Phagocytes kill encapsulated microbes through oxidative cleavage of surface carbohydrates, releasing glycan fragments and microbial contents that serve as ligands for immune receptors, which tailor the immune response against the offending pathogen. The glycan fragments serve as MHC class II (MHC II) ligands and innate receptor agonists, whereas microbial proteins serve as substrates for proteolytic cleavage and MHC II presentation, and released nucleic acids activate innate pattern-recognition receptors (e.g., TLR9). In the current study, confocal microscopy of live macrophages and dendritic cells revealed that endocytosis of carbohydrates lead to vesicular acidification independent of proton pump activity. Acidification was dependent on NO-mediated oxidation in the presence of the ingested carbohydrate and was sufficient to negatively regulate T cell-dependent polysaccharide Ag cleavage, promote acid-dependent protein Ag processing, and facilitate CpG-mediated TLR9 signaling. Our findings lead to a model in which oxidation of carbohydrates from encapsulated microbes facilitates adaptive immune responses against microbial protein and carbohydrate Ags through promoting Ag processing for MHC II-mediated presentation as well as innate responses against released microbial DNA via TLR9 signaling.

Type I Streptococcus pneumoniae carbohydrate utilizes a nitric oxide and MHC II-dependent pathway for antigen presentation.
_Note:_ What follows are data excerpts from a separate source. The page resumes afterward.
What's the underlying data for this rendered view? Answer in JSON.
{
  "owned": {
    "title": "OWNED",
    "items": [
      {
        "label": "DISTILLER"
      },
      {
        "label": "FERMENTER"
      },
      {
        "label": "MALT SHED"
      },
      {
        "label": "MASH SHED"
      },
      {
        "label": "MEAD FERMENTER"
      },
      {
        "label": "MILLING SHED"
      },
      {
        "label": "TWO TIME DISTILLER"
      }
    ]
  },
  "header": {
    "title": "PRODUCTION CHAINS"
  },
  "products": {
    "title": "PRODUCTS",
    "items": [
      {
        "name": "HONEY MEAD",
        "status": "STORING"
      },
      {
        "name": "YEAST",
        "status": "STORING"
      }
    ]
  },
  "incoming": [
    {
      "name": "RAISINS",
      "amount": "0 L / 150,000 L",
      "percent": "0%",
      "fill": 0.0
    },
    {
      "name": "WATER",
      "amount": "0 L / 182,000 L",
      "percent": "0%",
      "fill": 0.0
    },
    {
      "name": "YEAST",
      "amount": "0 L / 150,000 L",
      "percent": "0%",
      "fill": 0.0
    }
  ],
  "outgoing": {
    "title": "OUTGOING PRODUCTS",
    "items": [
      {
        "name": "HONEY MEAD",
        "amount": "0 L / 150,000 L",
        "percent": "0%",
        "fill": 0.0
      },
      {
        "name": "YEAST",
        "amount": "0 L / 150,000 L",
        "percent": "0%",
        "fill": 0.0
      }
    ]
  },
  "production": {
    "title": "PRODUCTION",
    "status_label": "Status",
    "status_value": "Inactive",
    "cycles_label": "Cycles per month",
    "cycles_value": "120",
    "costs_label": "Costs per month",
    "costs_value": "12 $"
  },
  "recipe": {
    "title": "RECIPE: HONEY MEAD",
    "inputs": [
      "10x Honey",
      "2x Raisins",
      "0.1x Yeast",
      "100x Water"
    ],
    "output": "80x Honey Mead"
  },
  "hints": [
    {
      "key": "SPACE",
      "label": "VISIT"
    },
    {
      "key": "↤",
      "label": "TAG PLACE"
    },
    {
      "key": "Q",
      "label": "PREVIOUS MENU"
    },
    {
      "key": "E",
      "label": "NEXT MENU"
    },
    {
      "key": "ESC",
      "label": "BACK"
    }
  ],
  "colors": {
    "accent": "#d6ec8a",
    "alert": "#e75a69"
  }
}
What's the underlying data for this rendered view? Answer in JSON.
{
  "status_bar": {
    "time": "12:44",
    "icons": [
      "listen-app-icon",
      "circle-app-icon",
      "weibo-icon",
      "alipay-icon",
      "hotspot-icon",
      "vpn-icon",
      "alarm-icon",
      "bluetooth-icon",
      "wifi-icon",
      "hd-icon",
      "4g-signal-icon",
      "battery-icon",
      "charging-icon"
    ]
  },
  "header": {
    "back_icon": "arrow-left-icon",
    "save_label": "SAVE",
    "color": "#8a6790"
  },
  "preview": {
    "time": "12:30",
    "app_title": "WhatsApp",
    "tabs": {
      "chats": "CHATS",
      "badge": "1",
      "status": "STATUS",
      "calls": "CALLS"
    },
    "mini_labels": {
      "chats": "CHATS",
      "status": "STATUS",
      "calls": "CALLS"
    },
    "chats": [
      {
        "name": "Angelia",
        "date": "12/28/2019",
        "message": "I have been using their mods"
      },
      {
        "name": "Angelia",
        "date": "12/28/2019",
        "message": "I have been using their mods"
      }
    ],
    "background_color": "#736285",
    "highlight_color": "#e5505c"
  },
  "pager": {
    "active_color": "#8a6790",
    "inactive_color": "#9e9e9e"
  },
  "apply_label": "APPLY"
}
Some pathogenic bacteria form thick capsules that both block immune responses through inhibition of complement deposition and phagocytosis and stimulate a weak response resulting from a lack of T-cell involvement. Contrary to this model, capsular polysaccharides from 23 serotypes of Streptococcus pneumoniae have been successfully used in a multivalent vaccine in the absence of a carrier protein. Furthermore, type I pneumococcal polysaccharide (Sp1) has been shown to activate T cells in vivo and in vitro via an uncharacterized mechanism. In the present report, we demonstrate that Sp1 utilizes the major histocompatibility complex (MHC) class II pathway in antigen-presenting cells (APCs) for processing and presentation. APCs internalize and process Sp1 through a nitric oxide-dependent mechanism and, once inside the cell, it associates with MHC II proteins in an H-2M-dependent manner that leads to in vivo T-cell activation. These results establish that Sp1 activates T cells which can lead to abscess formation in mice through an H-2M-dependent polysaccharide antigen presentation pathway in APCs, potentially contributing to pneumococcal polysaccharide vaccine efficacy through the recruitment of T-cell help.